MANILA, Philippines—The Philippines is not in danger of falling into a recession. In fact, it is the only country in Southeast Asia that has so far escaped the harsh impact of the global financial turmoil, European banking giant Deutsche Bank said Wednesday.
In an equity research note, the German bank said the Association of Southeast Asian Nations as a bloc was far more resilient today than during the Asian crisis of the late 1990s, when the sharp economic slowdown and unprecedented currency devaluation triggered a wave of corporate defaults that in turn soured banks' assets.
“While the collapse in commodity prices and the anticipation of weaker exports should hurt economic growth, DB is not expecting a recession in Indonesia, Malaysia, Thailand or the Philippines,” the report said.
But the bank warned that currencies in the region would continue to face pressure as offshore investors shy away from smaller emerging markets.
“Thailand is dealing with an almost self-imposed credit crunch and Malaysia is trying to fund a higher-than-expected fiscal deficit; only the Philippines seems relatively unscathed so far,” DB said.

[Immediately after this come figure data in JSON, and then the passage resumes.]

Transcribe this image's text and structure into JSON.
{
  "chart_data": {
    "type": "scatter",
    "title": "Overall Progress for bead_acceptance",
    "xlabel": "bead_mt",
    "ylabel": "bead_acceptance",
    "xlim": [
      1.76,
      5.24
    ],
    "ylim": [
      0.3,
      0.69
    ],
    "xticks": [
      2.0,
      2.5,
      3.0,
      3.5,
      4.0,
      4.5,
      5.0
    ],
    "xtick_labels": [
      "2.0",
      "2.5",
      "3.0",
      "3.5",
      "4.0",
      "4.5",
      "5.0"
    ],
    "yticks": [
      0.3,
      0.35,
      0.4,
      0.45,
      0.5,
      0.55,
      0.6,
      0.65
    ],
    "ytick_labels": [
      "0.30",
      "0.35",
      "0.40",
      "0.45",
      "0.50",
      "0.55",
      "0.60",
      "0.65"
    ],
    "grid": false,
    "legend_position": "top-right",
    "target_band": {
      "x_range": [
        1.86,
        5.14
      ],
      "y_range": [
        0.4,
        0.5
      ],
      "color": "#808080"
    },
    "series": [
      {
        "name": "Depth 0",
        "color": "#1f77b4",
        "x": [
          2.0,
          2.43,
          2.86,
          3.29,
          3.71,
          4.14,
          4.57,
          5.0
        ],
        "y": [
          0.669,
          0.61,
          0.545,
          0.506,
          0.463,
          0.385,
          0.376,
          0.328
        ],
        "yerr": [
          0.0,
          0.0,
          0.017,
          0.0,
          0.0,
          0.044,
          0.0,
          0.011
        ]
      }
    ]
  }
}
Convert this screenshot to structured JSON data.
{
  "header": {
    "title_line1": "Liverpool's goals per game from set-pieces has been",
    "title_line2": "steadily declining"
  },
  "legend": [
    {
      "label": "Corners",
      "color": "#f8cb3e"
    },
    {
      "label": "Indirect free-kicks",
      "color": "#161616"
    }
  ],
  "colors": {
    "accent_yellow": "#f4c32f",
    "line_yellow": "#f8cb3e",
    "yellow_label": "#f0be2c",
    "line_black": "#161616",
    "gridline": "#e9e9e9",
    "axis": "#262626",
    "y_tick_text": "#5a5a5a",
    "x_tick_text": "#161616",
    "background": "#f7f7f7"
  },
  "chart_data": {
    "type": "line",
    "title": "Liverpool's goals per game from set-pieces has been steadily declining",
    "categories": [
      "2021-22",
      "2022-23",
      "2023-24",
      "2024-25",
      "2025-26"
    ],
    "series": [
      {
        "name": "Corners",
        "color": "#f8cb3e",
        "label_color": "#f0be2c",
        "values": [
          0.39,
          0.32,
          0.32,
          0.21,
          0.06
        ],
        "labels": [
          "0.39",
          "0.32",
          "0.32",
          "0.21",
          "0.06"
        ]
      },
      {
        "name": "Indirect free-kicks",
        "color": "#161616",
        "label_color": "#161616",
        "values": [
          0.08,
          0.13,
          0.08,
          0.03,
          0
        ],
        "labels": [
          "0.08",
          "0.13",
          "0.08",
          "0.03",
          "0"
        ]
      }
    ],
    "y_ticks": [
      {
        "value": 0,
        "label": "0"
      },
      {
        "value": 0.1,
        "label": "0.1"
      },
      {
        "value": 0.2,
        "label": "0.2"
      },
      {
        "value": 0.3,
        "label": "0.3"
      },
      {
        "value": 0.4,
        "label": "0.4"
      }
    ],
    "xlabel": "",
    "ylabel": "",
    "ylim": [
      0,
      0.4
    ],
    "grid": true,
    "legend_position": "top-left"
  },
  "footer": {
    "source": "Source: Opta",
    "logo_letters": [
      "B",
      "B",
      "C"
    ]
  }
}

It added that Singapore was so far the outlier in the region, as a recession or at least two quarters of negative growth, may be inevitable in 2009 given the city-state's sensitivity to global economic growth.
But with the exception of Singapore, DB said Asean banks have had negligible exposure to US subprime mortgages or structured products.
“Financial prudence, deposit guarantees by central banks and the general lack of exuberance in the mass residential property market has left the Asean bloc in far better shape today than before the Asian crisis,” DB said.
But despite the strong fundamentals, DB said the magnitude of stock market declines across the region was no different from those in North Asian markets, where economies were now grappling with significantly more risks.
DB added that Asean corporate balance sheets remained relatively healthy. “And there appears to be a surprising sense of calm in the real economy,” it said. But it added that earnings and currency risks remained high, especially in Thailand and Indonesia.
The Philippine government, for its part, has scaled down its growth outlook for this year and next year but projected a positive growth.
The inter-agency Development Budget Coordination Committee now expects the domestic economy to grow at a slower pace of 4.1-4.8 percent this year and 3.7-4.7 percent next year. It was earlier projected that domestic growth would be within 5.5-6.4 percent this year and 6.1-7.1 percent next year.
With the change in the growth target, the government revised the programmed budget deficit for 2009 to P102 billion from P75 billion this year, to provide room for fiscal spending to boost the domestic economy.
The government has also adjusted its peso-dollar exchange rate assumption for next year to 45-48 from 42-45 this year.
Bangko Sentral ng Pilipinas Deputy Governor Diwa Guinigundo said the changes in growth targets were broadly consistent with the projection of the International Monetary Fund of a slower growth of 2.2 percent for the global economy next year, likewise downgraded from an earlier forecast of 3 percent.
When growth in global output falls to 3 percent or below, the IMF considers it a global recession.
For the Southeast Asian region, the IMF is now projecting a growth rate of 4.2 percent for 2009.